Earlier on the last day of the hearing, teacher and head boys’ soccer coach at Heights, Chad Whitt, another witness on behalf of Palazzolo, testified that following his testimony in which he admitted that he had been arrested as a teenager more than 20 years ago for “kicking a car” and failed to put that on his application for employment when he was hired seven years ago, was taken into a room by the five lawyers trying the Palazzolo case for the district and threatened that he would now likely be fired for “lying on his application.” Trouble with that was the fact that Whitt testified that the district’s finger-print person found the old arrest record shortly after Whitt applied, called him in to explain and when Whitt told him that the incident occurred when he was 17, no charges had been filed, that he had paid for the damages and that the judge had dismissed the case, he was told “no problem,” and was hired without further ado. While the lawyers for the district denied that they were “threatening” Whitt in the middle of a trial, Whitt said that he certainly felt threatened. The visibly angry hearing judge Rick Rickman of Dallas, called the attorneys aside for a private conference following Whitt’s testimony. There has been no report on what was said.

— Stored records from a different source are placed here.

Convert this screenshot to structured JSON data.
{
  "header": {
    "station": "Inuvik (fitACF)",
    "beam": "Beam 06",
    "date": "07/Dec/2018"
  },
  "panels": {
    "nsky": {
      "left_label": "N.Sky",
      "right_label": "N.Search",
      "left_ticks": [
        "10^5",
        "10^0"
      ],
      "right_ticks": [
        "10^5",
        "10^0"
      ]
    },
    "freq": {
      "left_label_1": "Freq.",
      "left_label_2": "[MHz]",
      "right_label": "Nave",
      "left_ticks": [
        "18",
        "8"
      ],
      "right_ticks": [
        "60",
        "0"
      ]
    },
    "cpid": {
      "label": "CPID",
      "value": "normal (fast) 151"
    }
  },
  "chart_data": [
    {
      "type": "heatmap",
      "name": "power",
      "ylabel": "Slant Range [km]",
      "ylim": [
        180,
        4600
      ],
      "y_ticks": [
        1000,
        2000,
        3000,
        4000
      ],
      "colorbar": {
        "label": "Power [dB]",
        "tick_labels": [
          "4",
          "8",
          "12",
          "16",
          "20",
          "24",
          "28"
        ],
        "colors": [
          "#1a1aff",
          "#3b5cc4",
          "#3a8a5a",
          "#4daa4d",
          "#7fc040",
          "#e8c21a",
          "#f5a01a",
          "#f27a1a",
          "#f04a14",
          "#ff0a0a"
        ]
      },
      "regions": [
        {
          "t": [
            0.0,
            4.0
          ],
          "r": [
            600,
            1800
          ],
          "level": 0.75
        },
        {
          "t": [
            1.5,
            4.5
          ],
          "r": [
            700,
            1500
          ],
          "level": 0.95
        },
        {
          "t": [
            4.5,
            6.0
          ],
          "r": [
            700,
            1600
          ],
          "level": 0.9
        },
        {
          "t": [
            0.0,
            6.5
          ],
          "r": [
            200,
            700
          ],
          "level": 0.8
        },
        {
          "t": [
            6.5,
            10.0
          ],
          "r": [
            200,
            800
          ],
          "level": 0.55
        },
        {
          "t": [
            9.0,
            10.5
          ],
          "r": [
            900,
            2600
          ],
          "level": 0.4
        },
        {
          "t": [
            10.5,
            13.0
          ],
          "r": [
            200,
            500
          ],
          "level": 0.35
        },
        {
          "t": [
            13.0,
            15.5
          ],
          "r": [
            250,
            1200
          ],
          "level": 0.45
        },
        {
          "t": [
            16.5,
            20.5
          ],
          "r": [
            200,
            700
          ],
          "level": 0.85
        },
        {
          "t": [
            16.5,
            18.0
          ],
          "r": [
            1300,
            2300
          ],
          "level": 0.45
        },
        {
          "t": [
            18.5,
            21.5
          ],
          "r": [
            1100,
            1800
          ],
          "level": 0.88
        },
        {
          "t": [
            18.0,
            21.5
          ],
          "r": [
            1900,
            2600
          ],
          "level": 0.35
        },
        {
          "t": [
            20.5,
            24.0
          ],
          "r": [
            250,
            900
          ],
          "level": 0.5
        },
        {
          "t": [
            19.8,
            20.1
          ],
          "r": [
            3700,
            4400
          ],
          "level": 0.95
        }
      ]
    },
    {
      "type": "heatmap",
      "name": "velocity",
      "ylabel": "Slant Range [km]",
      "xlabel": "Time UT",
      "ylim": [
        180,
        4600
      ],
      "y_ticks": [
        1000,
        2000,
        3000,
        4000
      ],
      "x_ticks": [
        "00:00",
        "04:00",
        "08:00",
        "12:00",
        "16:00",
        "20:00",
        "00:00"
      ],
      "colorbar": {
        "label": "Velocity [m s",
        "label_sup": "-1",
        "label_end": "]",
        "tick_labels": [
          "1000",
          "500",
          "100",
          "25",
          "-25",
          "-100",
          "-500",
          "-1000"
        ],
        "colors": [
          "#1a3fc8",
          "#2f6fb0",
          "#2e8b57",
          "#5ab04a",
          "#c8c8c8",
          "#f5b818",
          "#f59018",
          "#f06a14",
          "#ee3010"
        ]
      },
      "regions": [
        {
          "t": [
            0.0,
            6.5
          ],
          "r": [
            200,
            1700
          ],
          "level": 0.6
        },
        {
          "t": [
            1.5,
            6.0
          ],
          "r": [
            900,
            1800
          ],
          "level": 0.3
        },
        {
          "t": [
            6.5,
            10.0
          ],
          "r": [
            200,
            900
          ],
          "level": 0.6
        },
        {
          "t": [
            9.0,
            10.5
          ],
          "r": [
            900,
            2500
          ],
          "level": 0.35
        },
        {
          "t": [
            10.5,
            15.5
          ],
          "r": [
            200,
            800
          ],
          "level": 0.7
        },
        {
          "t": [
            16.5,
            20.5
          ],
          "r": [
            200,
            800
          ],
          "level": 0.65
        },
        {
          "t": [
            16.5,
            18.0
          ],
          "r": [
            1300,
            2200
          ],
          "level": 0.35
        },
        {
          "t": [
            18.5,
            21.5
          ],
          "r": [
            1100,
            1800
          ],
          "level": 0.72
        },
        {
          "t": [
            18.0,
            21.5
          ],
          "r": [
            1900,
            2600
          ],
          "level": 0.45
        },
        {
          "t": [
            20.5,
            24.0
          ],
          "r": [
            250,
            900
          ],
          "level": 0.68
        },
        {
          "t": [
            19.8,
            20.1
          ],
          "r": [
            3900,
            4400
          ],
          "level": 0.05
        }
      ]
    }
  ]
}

In Texas, tampering with a witness is a state jail felony punishable from 180 days to two years in prison and a fine of up to $10,000.

Rickman has said that he will hand down a decision on the 25th of February. As soon as the transcripts and depositions are released, the Weekly will have a full story on the hearings, reporting the testimony of all of the witnesses on both sides of the table.

 

6 COMMENTS

  1. Bertha Whaley is still advising the Board and Dr. Reyna is still holding the position. Board members, what are you waiting for?

    Your people are messing this up. Another potential lawsuit coming from a witness?

    Well, you are talking about budget shortfall but you are allowing more expenditures in settlements for not taking care of the issues. Bad decisions bring loss of funds. Don’t forget you are the decision makers.

    We are planning to air a show on TV using this story as a story line. Police, hospitals, courts have their programs.

  2. Pastor, remember who’s (earthly) world this is. We know you, and your innate love for America’s children. Do not let the devil take your passion or your purpose Tatum; there is only (His) Light or darkness. You know the score and you know, to Whom you belong.

  3. Tatum is definitely a confused pastor that doesn’t know the real deal about Joe. I guess the wolf was able to dress up as a sheep once again to portray something that he really wasn’t. Wow, that pastor definitely needs wisdom from the GOD, which is obvious he doesn’t have.

  4. The so-called “Concerned parent” is obviously a “West side tea-sipper”. Another embittered apologist for Johnson, Needham, Alexander and Perry. Perhaps not a real parent at all as you are addressing Mr. Palazzolo as “Joe”. You then go on to criticize Betty Brink. Guess reporting facts makes you feel uncomfortable. Shoot the messenger again. As the Star Telegram reported this a.m., his is the third suit this year against FWISD. It is the Board who needs to wake up and correct actions based on lies and half-truths. Your days of privileged bullying are over. DOE needs to mandate restructuring of FWISD.